Про войну-то мало говорили. Больше про довоенное. И про политику.

Вспомнился и родной брат отца, дядя Коли, Александр Алексеевич Безызвестных. Высокий, статный и красивый. Голубоглазый. С гривой белых, седых, волос. С усами, белыми же, вверх закрученными, как у Чапаева. С черными бровями. Ушел он лет десять назад, прихватив с собой синее капроновое ведерко, в тайгу за шиповником — и не вернулся. Долго его искали, так и не нашли. Летом, в плохую и хорошую погоду, и зимой, даже в пятидесятиградусные морозы, ходил он по Ялани в одних трусах и майке, в брезентовом плаще поверх, в резиновых, литых, сапогах. В магазине всегда тихо и скромно выстаивал очередь, пропустить себя вперед не требовал, как поступали некоторые участники, тряся перед всеми удостоверением участника войны. Дождавшись своей очереди, продавцу говорил Александр Алексеевич: будьте любезны мне, мол, бутылочку и банку кильки. Ему давали. А вот курить он не курил. Чинил Александр Алексеевич в конюховке яланского рыбкоопа конскую упряжь и джижурил на проходной яланской МТС «Полярная». Нигде претензий к нему, нареканий не было. Был исполнительный, все делал добросовестно.
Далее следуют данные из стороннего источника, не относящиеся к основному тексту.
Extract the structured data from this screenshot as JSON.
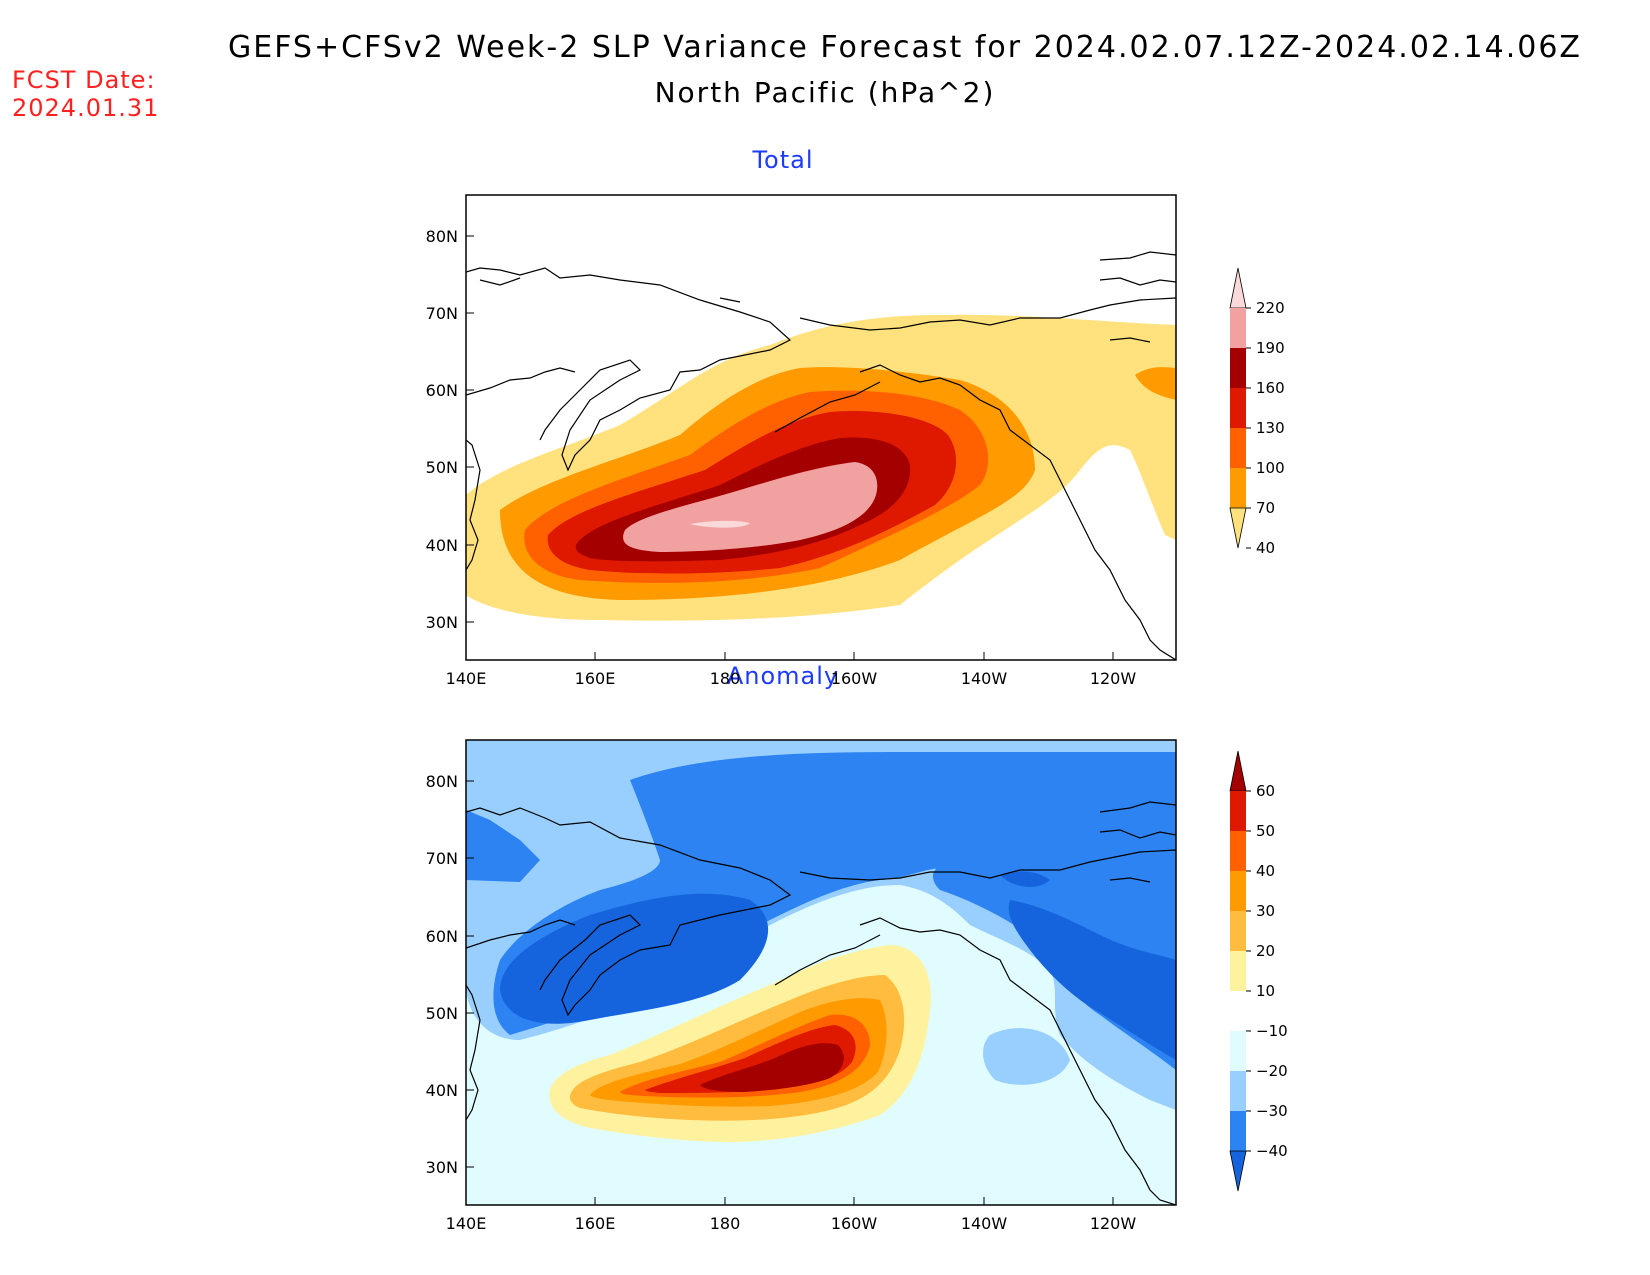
{
  "fcst_date_label": "FCST Date:",
  "fcst_date_value": "2024.01.31",
  "title_line1": "GEFS+CFSv2 Week-2 SLP Variance Forecast for 2024.02.07.12Z-2024.02.14.06Z",
  "title_line2": "North Pacific (hPa^2)",
  "panels": [
    {
      "title": "Total",
      "lat_ticks": [
        "80N",
        "70N",
        "60N",
        "50N",
        "40N",
        "30N"
      ],
      "lon_ticks": [
        "140E",
        "160E",
        "180",
        "160W",
        "140W",
        "120W"
      ],
      "colorbar": {
        "labels": [
          "220",
          "190",
          "160",
          "130",
          "100",
          "70",
          "40"
        ],
        "colors": [
          "#f9d9d9",
          "#f2a1a1",
          "#a40000",
          "#df1800",
          "#ff6100",
          "#ff9b00",
          "#ffe27d"
        ]
      }
    },
    {
      "title": "Anomaly",
      "lat_ticks": [
        "80N",
        "70N",
        "60N",
        "50N",
        "40N",
        "30N"
      ],
      "lon_ticks": [
        "140E",
        "160E",
        "180",
        "160W",
        "140W",
        "120W"
      ],
      "colorbar": {
        "labels": [
          "60",
          "50",
          "40",
          "30",
          "20",
          "10",
          "-10",
          "-20",
          "-30",
          "-40"
        ],
        "colors": [
          "#a40000",
          "#df1800",
          "#ff6100",
          "#ff9b00",
          "#ffbc3e",
          "#fff29e",
          "#ffffff",
          "#e1fcff",
          "#98cfff",
          "#2c83f1",
          "#1564dd"
        ]
      }
    }
  ]
}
Мать Колина, Галина Харитоновна, говорила про своего деверя:

— До войны он, Александр, таким не был. На фронт ушел, как все, нормальный. Пришел другим. Контузило. Вобше-то безобидный. Отдаст с себя последнюю рубаху, она была бы — все раздал. В доме-то стол да табуретка — вся мебелишка. Спит возле печки, на полу.

Сидели они как-то — Коля, маленький еще тогда, дошкольник, и его родной, но странный дядя Саня — на берегу Бобровки, рыбачили на ершей.

— Ты можешь шлепать, шлепать, шлепать, шлепать до Боженьки, год или два, да хоть всю жизнь, — сказал тогда среди прочего разговора дядя Саня, — так до Него и не дошлепать. А почему?

— А почему? — спросил, помнит, Коля.

— А потому, милый мой, что от тебя до Него бесконечность, — ответил дядя Саня.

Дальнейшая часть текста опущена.